Et l'Angleterre ? Après des performances récentes qui n'inspirent pas une confiance totale, Borthwick a cependant trouvé un atout avec Marcus Smith, un joueur clé qui porte en lui un lien spécial avec l'Afrique du Sud, grâce à son ancien coach aux Harlequins, Jerry Flannery. L'ironie de cette connexion est que l’étoile montante des Anglais se retrouve face à un mentor devenu ennemi. De l’autre côté, Freddie Steward, avec sa capacité à dominer sur les ballons hauts, représente l'un des rares espoirs pour l'Angleterre de perturber la défense redoutable des Springboks.
À Twickenham, désormais baptisé Allianz Stadium, la tension sera palpable. Ce lieu chargé d'histoire risque de faire sentir aux joueurs que les fantômes des affrontements passés les observent depuis les tribunes. Un match bien plus qu'une simple rencontre : une occasion de remettre les pendules à l'heure.

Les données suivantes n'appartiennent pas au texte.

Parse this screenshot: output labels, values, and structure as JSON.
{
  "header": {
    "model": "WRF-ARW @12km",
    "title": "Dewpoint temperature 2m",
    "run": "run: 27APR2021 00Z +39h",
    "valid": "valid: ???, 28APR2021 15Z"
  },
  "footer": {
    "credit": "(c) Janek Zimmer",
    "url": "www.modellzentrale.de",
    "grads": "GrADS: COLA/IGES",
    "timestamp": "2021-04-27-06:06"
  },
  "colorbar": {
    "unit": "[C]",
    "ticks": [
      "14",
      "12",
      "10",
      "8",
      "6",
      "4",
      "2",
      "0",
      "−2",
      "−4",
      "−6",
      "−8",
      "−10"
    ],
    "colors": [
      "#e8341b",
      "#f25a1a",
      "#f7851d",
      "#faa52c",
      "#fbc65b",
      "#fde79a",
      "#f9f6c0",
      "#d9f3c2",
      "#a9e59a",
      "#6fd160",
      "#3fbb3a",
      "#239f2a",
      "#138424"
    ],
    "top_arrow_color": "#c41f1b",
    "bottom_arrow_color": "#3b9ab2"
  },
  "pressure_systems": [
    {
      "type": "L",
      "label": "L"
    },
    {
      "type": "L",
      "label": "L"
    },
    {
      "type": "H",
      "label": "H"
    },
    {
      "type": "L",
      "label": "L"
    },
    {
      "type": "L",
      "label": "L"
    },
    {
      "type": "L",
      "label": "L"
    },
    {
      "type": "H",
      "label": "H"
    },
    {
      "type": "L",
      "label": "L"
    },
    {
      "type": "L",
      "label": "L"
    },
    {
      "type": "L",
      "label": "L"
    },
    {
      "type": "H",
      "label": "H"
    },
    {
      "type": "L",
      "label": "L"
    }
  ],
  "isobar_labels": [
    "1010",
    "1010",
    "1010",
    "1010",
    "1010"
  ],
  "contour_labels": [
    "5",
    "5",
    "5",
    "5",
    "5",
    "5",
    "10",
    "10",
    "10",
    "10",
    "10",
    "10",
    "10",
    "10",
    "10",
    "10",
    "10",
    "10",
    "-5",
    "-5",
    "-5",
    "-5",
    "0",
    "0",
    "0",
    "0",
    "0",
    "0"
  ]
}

Dans l'univers du rugby, ces rencontres sont bien plus que de simples matchs : elles deviennent des moments uniques, analysés sous tous les angles pour leurs dimensions stratégiques et psychologiques. Pour l'Afrique du Sud, il s'agit de confirmer sa suprématie et de rappeler à l'Angleterre que ses gloires passées sont derrière elle. Pour l'Angleterre, l'enjeu est de reconquérir le terrain perdu, de défendre son honneur face à un adversaire qui a souvent semé le trouble.
Récemment, un journaliste anglais a évoqué la possibilité d'une réalité alternative où les rôles des deux nations auraient été inversés, un passé où l'Afrique du Sud aurait échoué et l'Angleterre aurait prospéré. Mais ce n'est pas ce qui se passe aujourd'hui. Samedi, l'Allianz Stadium sera le théâtre d'un nouveau chapitre de cette rivalité.
L'Angleterre réussira-t-elle à provoquer un choc retentissant ou l'Afrique du Sud continuera-t-elle sa marche implacable, écrasant tout sur son passage ? Si vous avez le moindre doute, ne détournez surtout pas le regard ce samedi.
Angleterre vs. Afrique du Sud, samedi 16 novembre, 15h40, Allianz Stadium.